In coda
Un’ora fa, dopo essere andato a portare fino in corso Grosseto i manifesti per l’attacchinaggio a Lanzo, mi son messo in macchina per tornare a casa – normalmente, un percorso di cinque minuti.
E ci ho messo mezz’ora: sin dalla sopraelevata, tutto corso Potenza era un’unica marea di auto ferme in coda.
Stare in coda è una buona occasione per arrabbiarsi, dato che la scatoletta di lamiera in cui siamo dentro costituisce automaticamente un’armatura, e come tale ci rende pronti ad aggredire gli altri in tutta sicurezza (apparente). Ma è anche una buona occasione per riflettere.
E io riflettevo: ma cosa ci facciamo tutti qui fermi, chiusi nel nostro isolamento, molti con l’autoradio a palla per cercare di non accorgerci degli altri, della città , del mondo? Ha ragione Beppe Grillo quando dice che non sei tu che sei in coda, tu sei la coda! Ognuno di noi infatti ha la percezione che la coda sia altro da sé, un evento esterno e imponderabile che gli si piazza sulla strada, senza rendersi conto che la coda esiste perché anche noi abbiamo scelto di prendere l’auto e passare di lì proprio in quel momento.

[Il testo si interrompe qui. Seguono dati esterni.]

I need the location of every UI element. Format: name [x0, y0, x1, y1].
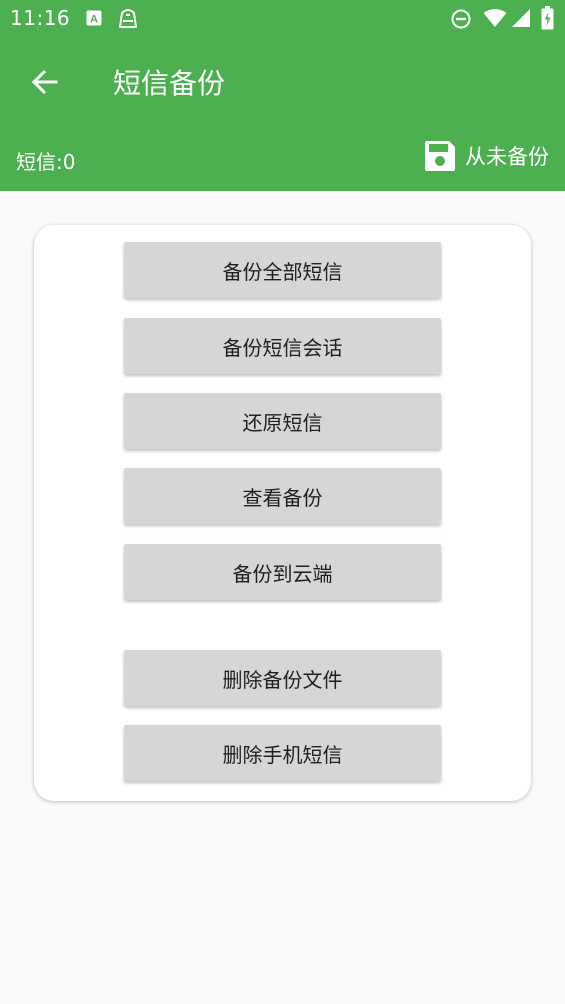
signal-icon: [511, 8, 531, 32]
delete-phone-sms-button[interactable]: 删除手机短信: [124, 725, 441, 781]
back-button[interactable]: [26, 64, 62, 100]
delete-backup-files-button[interactable]: 删除备份文件: [124, 650, 441, 706]
status-time: 11:16: [10, 6, 71, 30]
arrow-left-icon: [31, 69, 58, 95]
backup-status: 从未备份: [425, 141, 549, 171]
font-a-icon: A: [86, 10, 102, 30]
restore-sms-button[interactable]: 还原短信: [124, 393, 441, 449]
floppy-disk-icon: [425, 141, 455, 171]
actions-card: 备份全部短信 备份短信会话 还原短信 查看备份 备份到云端 删除备份文件 删除手…: [34, 225, 531, 801]
app-header: 11:16 A 短信备份 短信:0 从未备份: [0, 0, 565, 191]
sms-count: 短信:0: [16, 150, 76, 174]
backup-cloud-button[interactable]: 备份到云端: [124, 544, 441, 600]
wifi-icon: [483, 8, 507, 32]
do-not-disturb-icon: [451, 9, 471, 33]
status-bar: 11:16 A: [0, 0, 565, 38]
backup-conversation-button[interactable]: 备份短信会话: [124, 318, 441, 374]
backup-all-button[interactable]: 备份全部短信: [124, 242, 441, 298]
backup-status-label: 从未备份: [465, 145, 549, 169]
svg-text:A: A: [90, 14, 98, 26]
page-title: 短信备份: [113, 67, 226, 100]
cleaner-icon: [116, 7, 140, 33]
view-backup-button[interactable]: 查看备份: [124, 468, 441, 524]
battery-charging-icon: [541, 6, 554, 34]
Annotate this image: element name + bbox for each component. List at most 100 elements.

La coda dunque è asimmetrica: si basa sul principio che tu avresti pieno diritto di usare la strada in libertà , ma ci sono degli altri rompiscatole che si sono piazzati lì per negartelo. E questa idea è dura a morire: tutti sono pronti a invocare restrizioni sul traffico, ma la maggior parte delle persone le vorrebbe solo per qualcun altro.
In realtà , proprio la coda può essere amica di noi che vogliamo il cambiamento: perché raramente si può immaginare un modo più assurdo di impiegare tempo, energia, risorse che stare fermi da soli in una scatola di latta bruciando carburante fossile vecchio di 100 milioni di anni.